The threat that AI may pose to human society and the prevention methods have recently aroused attention again. Anthropic, a Google-backed AI startup, unveiled new AI training methods this week to ensure responsible AI systems are trained, along with an AI constitution for the company’s training models.

When Anthropic, which has received Google’s $300 million infusion, announced the Claude AI model in March, it emphasized the benefits, honesty and harmlessness to humans. In response to recent industry discussions on responsible AI, Anthropic revealed the AI ​​constitution with the highest purpose of safeguarding human well-being, and combined this constitution with a new model training method (called constitutional AI (Constitutional AI)) to train the company’s AI and the Claude AI chatbot.

The company explained that constitutional AI uses supervised learning (supervised learning, SL) and reinforcement learning (reinforcement learning, RL) to train the model in two stages. In the first stage (SL), they fine-tune the original model by training the model to self-criticize and revise its responses based on AI principles and some paradigms. In the second stage, the researchers trained the fine-tuned model with the RL method, and the AI ​​model evaluated which of the two AI response samples was better.
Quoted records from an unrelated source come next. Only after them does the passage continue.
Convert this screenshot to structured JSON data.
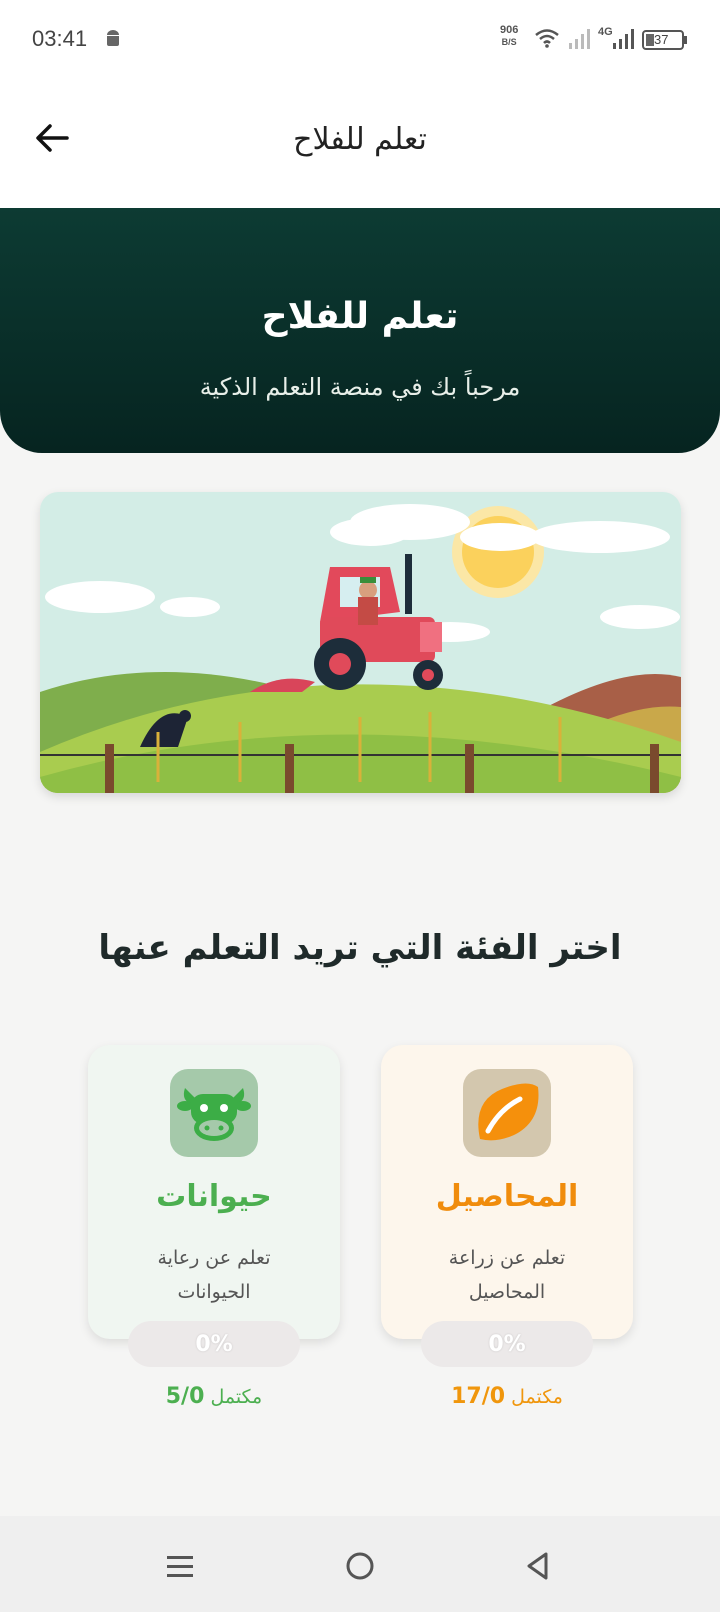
{
  "status_bar": {
    "time": "03:41",
    "net_speed_value": "906",
    "net_speed_unit": "B/S",
    "network_type": "4G",
    "battery": "37"
  },
  "app_bar": {
    "title": "تعلم للفلاح",
    "back_icon": "arrow-back-icon"
  },
  "hero": {
    "title": "تعلم للفلاح",
    "subtitle": "مرحباً بك في منصة التعلم الذكية"
  },
  "banner": {
    "image": "farmer-tractor-illustration"
  },
  "section_title": "اختر الفئة التي تريد التعلم عنها",
  "categories": [
    {
      "key": "crops",
      "icon": "leaf-icon",
      "title": "المحاصيل",
      "description": "تعلم عن زراعة المحاصيل",
      "progress": "0%",
      "count": "17/0",
      "count_suffix": "مكتمل",
      "accent": "#f08c0c"
    },
    {
      "key": "animals",
      "icon": "cow-icon",
      "title": "حيوانات",
      "description": "تعلم عن رعاية الحيوانات",
      "progress": "0%",
      "count": "5/0",
      "count_suffix": "مكتمل",
      "accent": "#4caf50"
    }
  ],
  "nav_bar": {
    "menu_icon": "menu-icon",
    "home_icon": "home-circle-icon",
    "back_icon": "back-triangle-icon"
  }
}
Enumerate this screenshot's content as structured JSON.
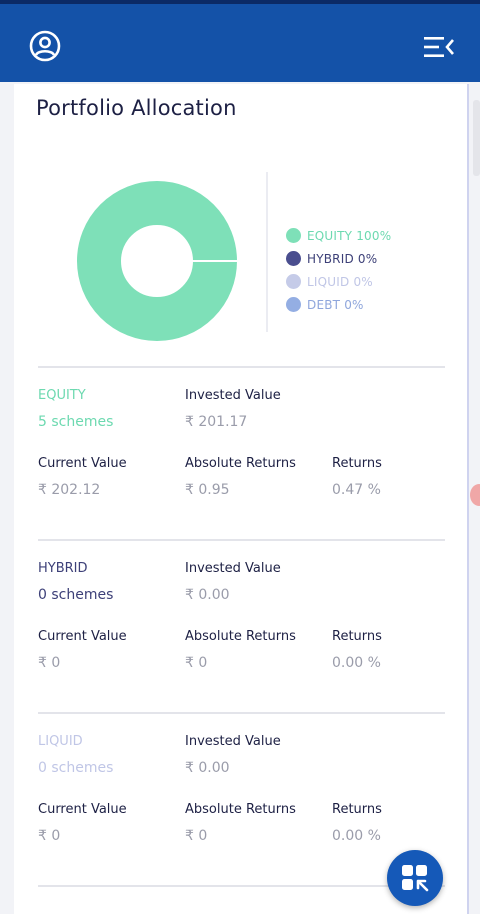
{
  "header": {
    "user_icon": "user-circle-icon",
    "menu_icon": "menu-collapse-icon"
  },
  "portfolio": {
    "title": "Portfolio Allocation",
    "legend": [
      {
        "label": "EQUITY 100%",
        "color": "#7ee0b8"
      },
      {
        "label": "HYBRID 0%",
        "color": "#4a4e8f"
      },
      {
        "label": "LIQUID 0%",
        "color": "#c5cbe8"
      },
      {
        "label": "DEBT 0%",
        "color": "#94aee3"
      }
    ],
    "allocation_percent": {
      "equity": 100,
      "hybrid": 0,
      "liquid": 0,
      "debt": 0
    }
  },
  "categories": [
    {
      "name": "EQUITY",
      "schemes": "5 schemes",
      "name_color": "#6dd9b0",
      "invested_label": "Invested Value",
      "invested_value": "₹ 201.17",
      "current_label": "Current Value",
      "current_value": "₹ 202.12",
      "abs_label": "Absolute Returns",
      "abs_value": "₹ 0.95",
      "returns_label": "Returns",
      "returns_value": "0.47 %"
    },
    {
      "name": "HYBRID",
      "schemes": "0 schemes",
      "name_color": "#3d4078",
      "invested_label": "Invested Value",
      "invested_value": "₹ 0.00",
      "current_label": "Current Value",
      "current_value": "₹ 0",
      "abs_label": "Absolute Returns",
      "abs_value": "₹ 0",
      "returns_label": "Returns",
      "returns_value": "0.00 %"
    },
    {
      "name": "LIQUID",
      "schemes": "0 schemes",
      "name_color": "#c0c6e6",
      "invested_label": "Invested Value",
      "invested_value": "₹ 0.00",
      "current_label": "Current Value",
      "current_value": "₹ 0",
      "abs_label": "Absolute Returns",
      "abs_value": "₹ 0",
      "returns_label": "Returns",
      "returns_value": "0.00 %"
    }
  ],
  "fab": {
    "icon": "apps-grid-icon"
  },
  "colors": {
    "header": "#1452a8",
    "accent": "#1559b8",
    "text": "#1d2044",
    "muted": "#9a9caa"
  }
}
However, this AI model does not use the feedback given by humans as a criterion, but uses the feedback produced by AI according to a set of principles as the evaluation standard to select a more harmless response result. Anthropic believes that this training method combined with SL and RL can improve the human-involved AI decision-making process, and ultimately enable more precise control of AI behavior and greatly reduce the impact of human bias.

The company pointed out that the Claude AI chatbot trained with constitutional AI methods is better able to cope with the attacks launched by the interlocutor, and still respond in a helpful manner, and the maliciousness and toxicity contained in the responses are also greatly reduced. Another benefit is more transparency, where humans can explain, inspect and understand the principles the AI ​​follows. In addition, model training can also reduce the trauma of harmful content to humans due to self-supervised training using AI.

And the principle of training a constitutional AI model chatbot is the company’s AI constitution. Anthropic pointed out that the current version of the AI ​​​​constitution is based on several classic principles, including the United Nations Declaration of Human Rights, DeepMind’s Sparrow Principles, and Apple’s terms of service and other best examples of trust and safety.

This “constitution” is used to train the model of AI chatbots, providing a value benchmark when selecting response samples. Some of these principles include choosing harmless and ethical responses over responses that are toxic, racist or sexist, and encouraging illegal, violent behaviour. Choose to display an ethical response rather than an overly haughty, contemptuous attitude.Compare responses, avoid didactic and overly aggressive responses, choose innocuous, accusatory, polite, considerate and respectful responses whenever possible

The company said that these principles are not the final version, but a collection of existing universal values ​​and AI industry norms, and they also hope that others will join in the compilation of this constitution in the future.

It’s the latest attempt by the tech industry to reveal how to make AI work for humans. In April, an open letter signed by experts such as technology tycoon Musk (Elon Musk) and Apple co-founder Steve Wozniak called on AI laboratories to suspend the development of AI models more advanced than GPT 4.0. Last week, the White House invited CEOs of technology giants such as Microsoft, Google, and OpenAI to discuss the development of responsible AI, and Anthropic was also invited.